More on the women. If a descendent is a she, she can become an “UX” which stands for wife, which is another way a husband back then could get even. Who wants to be called an “UX?” Widows became “relicts” or ”relicks.” Another questionable term. A woman who gave birth out of wedlock, a woman abandoned, or a woman who left her husband was called a “grass widow.” According to Anatoly Liberman, etymologist, such a woman was “said to be ‘out at grass’; and when her behavior was such that her next-door neighbors could not any longer bear it, a besom, mop, or broom was put outside the front door, and reared against the house wall.”
I myself diligently applied many of these terms in searching out my roots.
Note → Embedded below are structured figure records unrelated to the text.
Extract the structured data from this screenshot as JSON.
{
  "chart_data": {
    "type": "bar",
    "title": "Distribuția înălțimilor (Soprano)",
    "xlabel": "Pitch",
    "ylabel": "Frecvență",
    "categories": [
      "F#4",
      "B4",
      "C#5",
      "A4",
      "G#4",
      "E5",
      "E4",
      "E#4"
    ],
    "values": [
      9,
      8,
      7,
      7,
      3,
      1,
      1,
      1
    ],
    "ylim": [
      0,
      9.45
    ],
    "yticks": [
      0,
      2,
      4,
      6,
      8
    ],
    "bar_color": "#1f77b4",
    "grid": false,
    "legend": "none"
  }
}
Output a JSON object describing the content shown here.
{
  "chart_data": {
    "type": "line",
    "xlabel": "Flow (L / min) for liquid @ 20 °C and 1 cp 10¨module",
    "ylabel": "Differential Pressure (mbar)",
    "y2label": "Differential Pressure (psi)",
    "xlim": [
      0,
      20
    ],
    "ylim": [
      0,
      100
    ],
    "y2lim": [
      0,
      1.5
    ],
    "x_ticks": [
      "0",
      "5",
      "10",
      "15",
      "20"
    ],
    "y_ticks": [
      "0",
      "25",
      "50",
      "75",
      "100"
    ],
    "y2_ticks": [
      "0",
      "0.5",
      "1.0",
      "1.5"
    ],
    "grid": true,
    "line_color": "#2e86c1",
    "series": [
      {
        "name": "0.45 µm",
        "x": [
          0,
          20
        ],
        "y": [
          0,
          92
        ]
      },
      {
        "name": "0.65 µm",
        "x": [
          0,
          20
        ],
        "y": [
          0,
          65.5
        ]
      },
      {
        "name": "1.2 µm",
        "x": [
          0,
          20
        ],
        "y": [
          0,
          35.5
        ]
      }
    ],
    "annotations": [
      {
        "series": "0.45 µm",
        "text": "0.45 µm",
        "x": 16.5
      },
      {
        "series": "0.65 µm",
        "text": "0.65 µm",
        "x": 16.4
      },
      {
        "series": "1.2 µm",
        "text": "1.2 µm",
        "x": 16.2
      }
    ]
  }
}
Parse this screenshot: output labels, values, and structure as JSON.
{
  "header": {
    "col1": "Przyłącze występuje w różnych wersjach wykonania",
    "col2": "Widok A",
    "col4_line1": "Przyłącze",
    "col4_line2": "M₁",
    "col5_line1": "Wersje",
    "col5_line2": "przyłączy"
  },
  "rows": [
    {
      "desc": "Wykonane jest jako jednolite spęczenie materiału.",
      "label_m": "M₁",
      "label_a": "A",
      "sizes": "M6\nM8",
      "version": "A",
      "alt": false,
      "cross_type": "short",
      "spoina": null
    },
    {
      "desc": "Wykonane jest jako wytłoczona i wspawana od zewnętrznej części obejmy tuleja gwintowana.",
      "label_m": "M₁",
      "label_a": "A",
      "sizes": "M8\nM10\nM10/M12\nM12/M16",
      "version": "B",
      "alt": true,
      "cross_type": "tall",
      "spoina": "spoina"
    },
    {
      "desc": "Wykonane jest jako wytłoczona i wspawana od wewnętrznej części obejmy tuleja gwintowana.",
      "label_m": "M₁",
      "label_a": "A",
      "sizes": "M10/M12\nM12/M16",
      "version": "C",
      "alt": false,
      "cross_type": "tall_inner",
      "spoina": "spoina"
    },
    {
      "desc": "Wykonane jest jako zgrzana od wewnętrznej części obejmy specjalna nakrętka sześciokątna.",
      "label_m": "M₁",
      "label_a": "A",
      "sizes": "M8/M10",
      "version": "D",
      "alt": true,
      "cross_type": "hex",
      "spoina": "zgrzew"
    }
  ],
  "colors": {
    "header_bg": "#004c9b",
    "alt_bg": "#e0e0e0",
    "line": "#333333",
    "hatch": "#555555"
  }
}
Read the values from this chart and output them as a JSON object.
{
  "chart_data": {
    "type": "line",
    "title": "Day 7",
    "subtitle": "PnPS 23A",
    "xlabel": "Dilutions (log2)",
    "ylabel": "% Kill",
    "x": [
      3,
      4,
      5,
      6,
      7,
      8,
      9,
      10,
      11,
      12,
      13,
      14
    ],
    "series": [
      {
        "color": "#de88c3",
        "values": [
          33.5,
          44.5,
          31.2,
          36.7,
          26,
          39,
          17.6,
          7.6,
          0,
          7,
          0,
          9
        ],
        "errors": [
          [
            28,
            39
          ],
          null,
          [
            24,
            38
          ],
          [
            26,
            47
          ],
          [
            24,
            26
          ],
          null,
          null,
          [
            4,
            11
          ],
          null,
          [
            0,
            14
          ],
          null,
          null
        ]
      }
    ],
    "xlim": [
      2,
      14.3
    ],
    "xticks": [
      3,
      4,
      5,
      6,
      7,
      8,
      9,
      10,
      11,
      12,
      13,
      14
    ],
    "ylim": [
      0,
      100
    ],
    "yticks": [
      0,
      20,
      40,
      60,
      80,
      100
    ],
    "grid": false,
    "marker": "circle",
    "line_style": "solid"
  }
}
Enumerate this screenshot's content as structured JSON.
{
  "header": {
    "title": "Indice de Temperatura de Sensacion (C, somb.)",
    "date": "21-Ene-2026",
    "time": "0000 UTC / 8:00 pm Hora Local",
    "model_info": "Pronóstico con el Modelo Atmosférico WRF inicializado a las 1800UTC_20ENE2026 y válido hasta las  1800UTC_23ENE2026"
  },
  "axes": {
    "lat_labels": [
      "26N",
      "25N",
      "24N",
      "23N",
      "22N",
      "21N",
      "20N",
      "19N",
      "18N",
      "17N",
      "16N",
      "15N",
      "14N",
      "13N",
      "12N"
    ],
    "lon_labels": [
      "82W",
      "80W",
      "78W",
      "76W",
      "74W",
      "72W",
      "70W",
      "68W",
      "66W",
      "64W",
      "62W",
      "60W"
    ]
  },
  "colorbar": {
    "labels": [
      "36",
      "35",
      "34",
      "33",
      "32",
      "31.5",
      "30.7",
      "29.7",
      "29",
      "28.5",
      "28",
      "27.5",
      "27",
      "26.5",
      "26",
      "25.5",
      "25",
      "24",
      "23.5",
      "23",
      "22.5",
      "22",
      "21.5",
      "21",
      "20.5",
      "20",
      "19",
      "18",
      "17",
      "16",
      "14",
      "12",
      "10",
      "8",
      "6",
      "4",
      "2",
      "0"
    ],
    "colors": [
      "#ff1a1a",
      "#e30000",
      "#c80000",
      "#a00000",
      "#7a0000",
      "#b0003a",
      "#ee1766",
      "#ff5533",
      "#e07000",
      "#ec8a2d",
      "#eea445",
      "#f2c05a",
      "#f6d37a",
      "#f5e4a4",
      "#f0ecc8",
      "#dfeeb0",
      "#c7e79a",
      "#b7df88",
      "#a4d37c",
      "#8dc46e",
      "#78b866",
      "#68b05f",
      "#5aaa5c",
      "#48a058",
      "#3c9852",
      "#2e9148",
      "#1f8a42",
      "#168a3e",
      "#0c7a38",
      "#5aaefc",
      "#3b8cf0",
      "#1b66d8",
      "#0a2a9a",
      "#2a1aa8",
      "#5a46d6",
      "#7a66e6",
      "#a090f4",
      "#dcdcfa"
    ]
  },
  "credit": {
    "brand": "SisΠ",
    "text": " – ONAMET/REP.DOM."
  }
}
Unfortunately, due to my inability to understand the many terms and definitions, or to sort them out, I had two uncles married to each other. Three cousins turned out to be nephews and a niece really should have been a cousin. I had ‘then” wives where “now” wives should have been. And vice versa. In it all, several beloved family members became bigamists or illegitimate. Not that we did not have our scoundrels in our family tree. I could have followed my father’s lead and just left out all unwed mothers and illegitimate children but that would have been cheating. The point was, it became difficult to tell who was in sin and who wasn’t.
Most appalling of all, I had made Phillippe, the patriarch of them all (né 1732) an illegitimate child who’s father had died and left him a senior with his stepfather’s name, throwing the whole tree into chaos. As a result, I had rendered some upstanding ancestors disreputable and, in some cases, threw whole families into absolute scandal.